Эта страна всех развратила. Под лозунгами труда и трудящихся тут никто не работает и презирают труд.
– А вы почему любите?
– Семейное. У меня дед трудился всю жизнь, отец тоже. Он увидел это безобразие сразу… Семьдесят лет тянулось. И Николай Робертович Эрдман тоже ошибся. Уж такой умный человек. Сперва он печально говорил: «Ну я, к-конечно, ничего не увижу, но в-вы, Юра, может, что-нибудь и увидите». Потом, через несколько лет: «Юра, я должен вас огорчить, вы т-тоже ничего не увидите». Теперь я должен огорчить президента: он тоже ничего не увидит.
– Спасибо. До свидания.
– Погодите. А почему у вас не платят даже эти вшивые рубли?
– За интервью?
– Да. На Западе за такое интервью заплатили бы минимум пару тысяч долларов, что по курсу здешнему – сорок тысяч рублей.
– Это не по курсу. Это по рынку.
– И я мог бы тут же их пожертвовать детям.
– Когда «Огонек» станет финансово независимым, мы сможем платить.
– «Покуда травка подрастет, лошадка с голоду помрет», – помните Гамлета?
– Спасибо, Юрий Петрович, я ушел.
– Прекрасно.
…Мы пишем и пишем о том, что надо вернуть изгнанникам гражданство, надо извиниться.
Но пока мы говорим о возвращении изгнанников, а правительство о них молчит, из страны уезжают – нет, бегут сотни тысяч. И никто ничего не делает, чтобы их остановить.
И что – опять назовем миллионы граждан предателями Родины? Как назвали этой уголовной кличкой миллионы солдат, попавших в плен по той же причине – по бездарности неграмотного правительства?
А беглецы эти не худшие из сынов России, как не были худшими ее солдаты. Ведь покидают дом не придурки, не калеки, не старики, не больные, не чиновники – эти-то все остаются нам.
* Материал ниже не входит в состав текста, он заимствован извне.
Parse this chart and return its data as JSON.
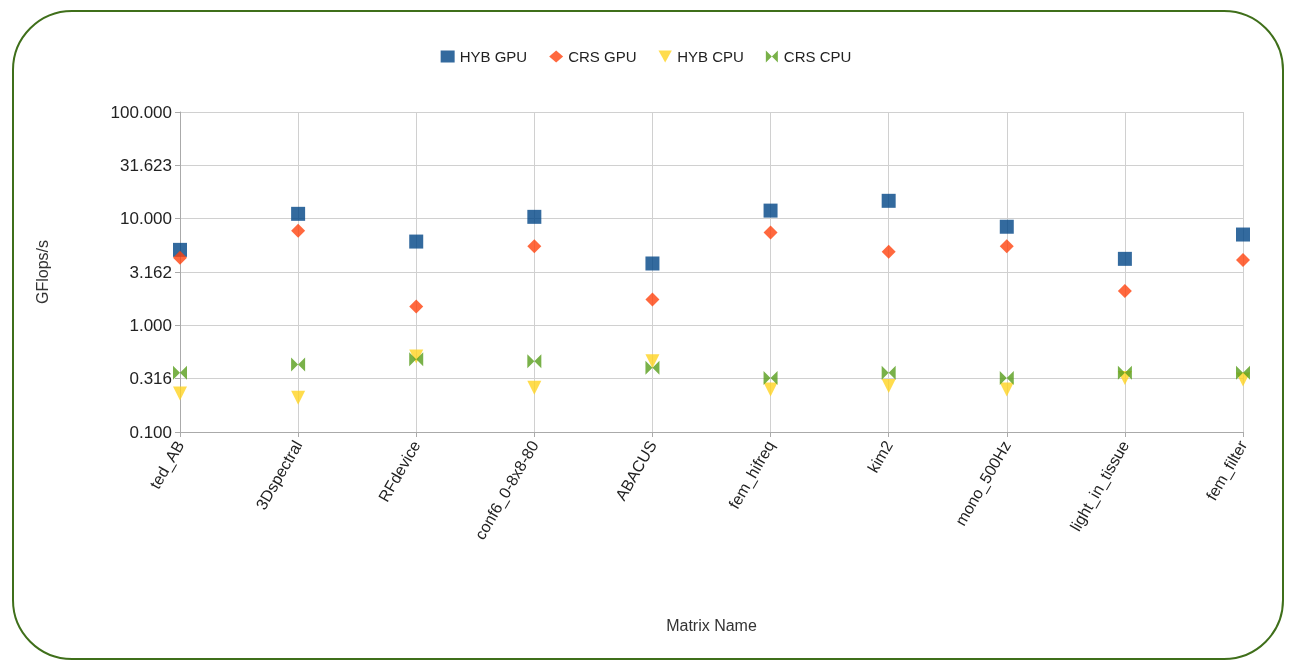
{
  "chart_data": {
    "type": "scatter",
    "xlabel": "Matrix Name",
    "ylabel": "GFlops/s",
    "categories": [
      "ted_AB",
      "3Dspectral",
      "RFdevice",
      "conf6_0-8x8-80",
      "ABACUS",
      "fem_hifreq",
      "kim2",
      "mono_500Hz",
      "light_in_tissue",
      "fem_filter"
    ],
    "series": [
      {
        "name": "HYB GPU",
        "color": "#004586",
        "marker": "square",
        "values": [
          5.1,
          11.1,
          6.1,
          10.4,
          3.8,
          11.9,
          14.7,
          8.4,
          4.2,
          7.1
        ]
      },
      {
        "name": "CRS GPU",
        "color": "#ff420e",
        "marker": "diamond",
        "values": [
          4.3,
          7.7,
          1.5,
          5.5,
          1.75,
          7.4,
          4.9,
          5.5,
          2.1,
          4.1
        ]
      },
      {
        "name": "HYB CPU",
        "color": "#ffd320",
        "marker": "triangle",
        "values": [
          0.23,
          0.21,
          0.51,
          0.26,
          0.46,
          0.25,
          0.27,
          0.25,
          0.32,
          0.31
        ]
      },
      {
        "name": "CRS CPU",
        "color": "#579d1c",
        "marker": "cross",
        "values": [
          0.36,
          0.43,
          0.48,
          0.46,
          0.4,
          0.32,
          0.36,
          0.32,
          0.36,
          0.36
        ]
      }
    ],
    "log": "y",
    "ylim": [
      0.1,
      100
    ],
    "yticks": [
      {
        "value": 0.1,
        "label": "0.100"
      },
      {
        "value": 0.316,
        "label": "0.316"
      },
      {
        "value": 1,
        "label": "1.000"
      },
      {
        "value": 3.162,
        "label": "3.162"
      },
      {
        "value": 10,
        "label": "10.000"
      },
      {
        "value": 31.623,
        "label": "31.623"
      },
      {
        "value": 100,
        "label": "100.000"
      }
    ],
    "grid": true,
    "legend": "top"
  }
}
Уходят крепкие, деловые, грамотные, инициативные, честолюбивые и трудолюбивые – другим там и не пробиться, райские кущи их там не ждут, на море дует ветер, язык чужой… и вообще дело не в Англии…
Кажется, вот-вот услышим начальственное: ничего, введете новых. Введем, конечно, никуда не денемся. Но хорошо ли будут делать дело люди, срочно введенные на роли ученых, врачей, изобретателей? – это ведь не Полония играть…
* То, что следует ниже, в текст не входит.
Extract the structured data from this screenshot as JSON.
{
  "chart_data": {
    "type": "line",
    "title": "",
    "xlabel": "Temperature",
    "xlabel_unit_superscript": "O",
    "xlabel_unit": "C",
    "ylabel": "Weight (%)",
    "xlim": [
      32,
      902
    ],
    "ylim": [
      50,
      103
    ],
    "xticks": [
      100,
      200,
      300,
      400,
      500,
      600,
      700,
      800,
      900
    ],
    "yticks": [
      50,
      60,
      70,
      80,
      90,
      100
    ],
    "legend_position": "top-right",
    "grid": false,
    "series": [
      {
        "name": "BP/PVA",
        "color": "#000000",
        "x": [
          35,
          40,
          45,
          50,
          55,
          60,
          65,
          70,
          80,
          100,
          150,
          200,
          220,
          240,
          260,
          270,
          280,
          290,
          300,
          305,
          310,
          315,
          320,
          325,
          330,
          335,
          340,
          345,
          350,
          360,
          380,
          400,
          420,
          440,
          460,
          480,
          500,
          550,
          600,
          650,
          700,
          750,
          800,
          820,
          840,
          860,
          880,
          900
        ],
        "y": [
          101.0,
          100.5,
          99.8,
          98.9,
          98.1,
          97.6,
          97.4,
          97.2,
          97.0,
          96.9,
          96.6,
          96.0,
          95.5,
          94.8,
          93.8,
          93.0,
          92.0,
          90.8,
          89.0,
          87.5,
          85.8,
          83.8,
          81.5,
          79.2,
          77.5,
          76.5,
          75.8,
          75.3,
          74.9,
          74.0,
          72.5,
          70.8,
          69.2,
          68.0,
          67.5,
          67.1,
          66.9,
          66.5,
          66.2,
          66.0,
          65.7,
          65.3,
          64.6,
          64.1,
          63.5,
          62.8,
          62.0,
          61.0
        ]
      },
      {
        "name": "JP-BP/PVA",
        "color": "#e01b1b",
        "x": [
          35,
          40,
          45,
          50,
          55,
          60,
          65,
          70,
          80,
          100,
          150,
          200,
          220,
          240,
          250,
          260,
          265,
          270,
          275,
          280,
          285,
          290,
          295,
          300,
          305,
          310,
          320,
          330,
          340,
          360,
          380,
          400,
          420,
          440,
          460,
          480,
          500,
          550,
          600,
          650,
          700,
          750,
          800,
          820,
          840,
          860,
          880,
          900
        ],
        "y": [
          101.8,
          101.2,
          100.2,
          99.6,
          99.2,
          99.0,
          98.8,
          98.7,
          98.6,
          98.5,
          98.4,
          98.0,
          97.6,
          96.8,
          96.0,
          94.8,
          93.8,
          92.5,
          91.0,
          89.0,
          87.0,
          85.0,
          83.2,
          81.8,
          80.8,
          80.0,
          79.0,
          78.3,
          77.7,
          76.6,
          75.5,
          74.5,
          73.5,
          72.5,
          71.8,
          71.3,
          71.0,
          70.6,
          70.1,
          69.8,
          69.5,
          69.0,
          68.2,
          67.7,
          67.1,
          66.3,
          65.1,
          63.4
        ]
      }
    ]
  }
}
Я говорю со старым вспыльчивым человеком, повидавшим всякое и хлебнувшим всего – и у Берии «плясал», и с «коктейлем Молотова» (бутыьлка с зажигательной смесью) немецкие танки встречал, и с генсеками ссорился. Мучаю его неприятными вопросами, а он мучает меня, уходя – по его словам – от ответов, как боксер от ударов. И он прав. Ибо сколько можно притворяться, что спрашиваешь, и заставлять человека притворяться, будто он отвечает. Всё всем известно, и надоело говорить, надоело прикидываться.
Театр в раздрыге, эйфория по поводу возвращения Мастера прошла, актеры не в форме, Мастеру не удается их сплотить. Жаль. Но что поделать – и страна в раз-дрыге, и общественная эйфория, увы, прошла, и мы все не в форме, и президенту не видать желанной консолидации как своих ушей*.
Любимов поставил два десятка знаменитых спектаклей, он театральная эпоха, но он сделал бы в десять раз больше, если б не сдавал спектакли тупым, лживым, подлым шкурникам по пять, шесть, десять раз. Голландский фермер один кормит сто тринадцать человек. Наш – кое-как четверых. Голландец – вольный, наш – подконвойный. А разве художницу надо меньше свободы, чем пахарю?